Give or take the occasional tempest in a teacup, though, the coverage accorded to life in Jacksonville has been a beautiful thing to behold, with the benefits to the country and every one of its inhabitants incessantly babbled about.

Much has also been made of the artistic merits of his various films, not only The Lord of the Rings trilogy but also the clutch of splatter films that preceded them and the moviemaker’s stab at redoing the classic King Kong.

Never mind that the secrets of the true masters are seldom revealed easily, or that, usually, much thought and exposure to a film, television series or piece of recorded music is required before a reasonable critical consensus can be formed.
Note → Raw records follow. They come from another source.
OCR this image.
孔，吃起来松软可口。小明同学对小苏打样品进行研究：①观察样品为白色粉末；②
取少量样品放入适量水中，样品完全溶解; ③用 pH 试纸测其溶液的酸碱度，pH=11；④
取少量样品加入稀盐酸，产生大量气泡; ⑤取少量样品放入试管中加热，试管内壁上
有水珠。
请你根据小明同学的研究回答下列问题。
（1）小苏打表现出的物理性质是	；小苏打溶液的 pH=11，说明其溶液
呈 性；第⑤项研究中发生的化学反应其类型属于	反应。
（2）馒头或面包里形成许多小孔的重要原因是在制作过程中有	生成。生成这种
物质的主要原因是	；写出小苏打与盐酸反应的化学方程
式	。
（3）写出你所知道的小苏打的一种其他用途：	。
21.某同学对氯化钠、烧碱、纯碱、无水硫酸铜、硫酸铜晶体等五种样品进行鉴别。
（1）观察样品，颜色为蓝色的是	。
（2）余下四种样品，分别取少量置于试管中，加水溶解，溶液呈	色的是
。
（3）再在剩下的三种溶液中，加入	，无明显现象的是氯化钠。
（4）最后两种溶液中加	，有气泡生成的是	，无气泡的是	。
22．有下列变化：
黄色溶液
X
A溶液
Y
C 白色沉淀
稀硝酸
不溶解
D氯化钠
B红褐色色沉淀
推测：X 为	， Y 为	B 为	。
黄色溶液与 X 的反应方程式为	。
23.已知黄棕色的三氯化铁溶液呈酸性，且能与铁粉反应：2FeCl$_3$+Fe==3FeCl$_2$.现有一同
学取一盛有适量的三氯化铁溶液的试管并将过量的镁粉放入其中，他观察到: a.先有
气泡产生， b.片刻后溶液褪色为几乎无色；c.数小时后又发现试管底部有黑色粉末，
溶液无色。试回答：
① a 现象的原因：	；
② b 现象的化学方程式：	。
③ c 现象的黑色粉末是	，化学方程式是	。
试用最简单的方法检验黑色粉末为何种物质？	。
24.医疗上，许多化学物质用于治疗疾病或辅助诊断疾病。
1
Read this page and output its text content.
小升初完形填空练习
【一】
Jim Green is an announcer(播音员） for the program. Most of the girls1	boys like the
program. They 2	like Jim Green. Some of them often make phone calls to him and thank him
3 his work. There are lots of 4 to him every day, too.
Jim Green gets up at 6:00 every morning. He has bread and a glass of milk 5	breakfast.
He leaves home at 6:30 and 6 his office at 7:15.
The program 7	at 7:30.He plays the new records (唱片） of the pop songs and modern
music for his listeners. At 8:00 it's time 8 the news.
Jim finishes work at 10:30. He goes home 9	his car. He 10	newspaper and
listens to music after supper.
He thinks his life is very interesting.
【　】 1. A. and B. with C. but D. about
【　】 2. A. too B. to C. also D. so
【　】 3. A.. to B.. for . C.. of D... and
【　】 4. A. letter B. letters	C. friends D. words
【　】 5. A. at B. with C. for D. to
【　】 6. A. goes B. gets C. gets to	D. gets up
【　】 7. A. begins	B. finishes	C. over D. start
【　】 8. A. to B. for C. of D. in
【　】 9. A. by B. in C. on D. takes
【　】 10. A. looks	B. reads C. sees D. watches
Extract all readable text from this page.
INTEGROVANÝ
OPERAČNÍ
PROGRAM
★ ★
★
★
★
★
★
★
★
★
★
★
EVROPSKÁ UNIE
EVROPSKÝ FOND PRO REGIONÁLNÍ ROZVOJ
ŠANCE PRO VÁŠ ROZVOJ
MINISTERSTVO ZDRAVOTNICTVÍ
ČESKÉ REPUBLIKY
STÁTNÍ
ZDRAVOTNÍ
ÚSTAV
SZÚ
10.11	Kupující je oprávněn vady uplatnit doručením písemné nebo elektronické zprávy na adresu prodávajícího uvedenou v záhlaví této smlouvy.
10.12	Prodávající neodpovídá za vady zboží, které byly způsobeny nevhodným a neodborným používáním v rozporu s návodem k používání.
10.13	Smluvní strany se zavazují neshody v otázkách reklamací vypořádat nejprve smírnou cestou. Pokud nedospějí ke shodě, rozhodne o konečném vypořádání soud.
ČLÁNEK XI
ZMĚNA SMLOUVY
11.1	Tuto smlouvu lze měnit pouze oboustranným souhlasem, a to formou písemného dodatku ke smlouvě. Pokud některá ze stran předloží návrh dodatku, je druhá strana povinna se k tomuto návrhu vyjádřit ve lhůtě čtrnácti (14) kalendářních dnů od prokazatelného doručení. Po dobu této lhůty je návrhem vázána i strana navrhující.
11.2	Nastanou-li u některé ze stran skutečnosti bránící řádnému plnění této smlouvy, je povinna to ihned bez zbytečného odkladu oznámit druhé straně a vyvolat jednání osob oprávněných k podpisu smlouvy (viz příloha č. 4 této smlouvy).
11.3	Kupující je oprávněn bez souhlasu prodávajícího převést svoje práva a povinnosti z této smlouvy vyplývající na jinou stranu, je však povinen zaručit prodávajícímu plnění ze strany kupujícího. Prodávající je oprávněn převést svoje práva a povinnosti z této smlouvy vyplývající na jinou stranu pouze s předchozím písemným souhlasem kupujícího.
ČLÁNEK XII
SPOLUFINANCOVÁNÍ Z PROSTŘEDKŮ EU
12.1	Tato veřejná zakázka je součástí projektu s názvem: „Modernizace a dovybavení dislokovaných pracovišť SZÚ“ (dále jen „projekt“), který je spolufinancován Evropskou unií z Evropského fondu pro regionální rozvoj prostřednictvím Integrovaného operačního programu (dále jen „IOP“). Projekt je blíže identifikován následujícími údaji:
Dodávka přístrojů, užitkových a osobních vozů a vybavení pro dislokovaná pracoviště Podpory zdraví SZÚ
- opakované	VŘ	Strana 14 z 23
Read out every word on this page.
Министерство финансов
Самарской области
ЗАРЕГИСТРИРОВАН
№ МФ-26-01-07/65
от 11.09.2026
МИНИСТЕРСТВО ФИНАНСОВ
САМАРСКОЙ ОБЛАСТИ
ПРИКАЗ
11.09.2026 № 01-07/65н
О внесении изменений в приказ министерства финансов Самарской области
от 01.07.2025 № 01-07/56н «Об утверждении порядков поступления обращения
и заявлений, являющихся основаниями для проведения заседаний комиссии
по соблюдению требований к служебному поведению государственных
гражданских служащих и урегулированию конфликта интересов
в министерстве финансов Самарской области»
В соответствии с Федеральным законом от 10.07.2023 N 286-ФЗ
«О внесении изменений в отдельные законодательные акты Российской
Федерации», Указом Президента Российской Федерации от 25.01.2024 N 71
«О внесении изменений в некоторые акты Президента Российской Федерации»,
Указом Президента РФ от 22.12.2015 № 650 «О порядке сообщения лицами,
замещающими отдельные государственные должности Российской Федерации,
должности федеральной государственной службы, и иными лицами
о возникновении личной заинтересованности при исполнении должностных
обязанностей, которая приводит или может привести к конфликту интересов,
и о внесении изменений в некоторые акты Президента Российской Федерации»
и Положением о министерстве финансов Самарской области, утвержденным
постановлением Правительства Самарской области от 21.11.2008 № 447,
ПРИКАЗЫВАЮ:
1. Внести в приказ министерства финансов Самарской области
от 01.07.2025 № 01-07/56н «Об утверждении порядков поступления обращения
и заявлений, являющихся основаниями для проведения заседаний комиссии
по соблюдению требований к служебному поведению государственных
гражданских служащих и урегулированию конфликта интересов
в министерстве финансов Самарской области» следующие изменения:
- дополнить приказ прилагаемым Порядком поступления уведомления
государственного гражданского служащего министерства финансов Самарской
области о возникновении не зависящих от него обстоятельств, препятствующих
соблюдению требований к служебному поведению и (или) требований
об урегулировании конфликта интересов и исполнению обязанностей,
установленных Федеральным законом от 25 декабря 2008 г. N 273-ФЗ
In the case of almost anything bearing the PJ legend, its five stars all down the line and instantly, and woe betide any poor sap who expresses critical impatience at the spectacle of the waifs of darkness battling the freaks of light for hours and hours and hours on end or dares to suggest that he might, say, prefer to be somewhere else watching a Larry David show.

Indeed, about the only joyous editorial decision that has not been taken to date in respect of the Jackson Church has been to devote an entire show of Campbell Live to a tremulous interview with the awardwinning director, in which the awardwinning director and living saint gets carried into the studio on a bejewelled throne surrounded by dwarves decked out in loincloths slowly waving the branches of cabbage trees.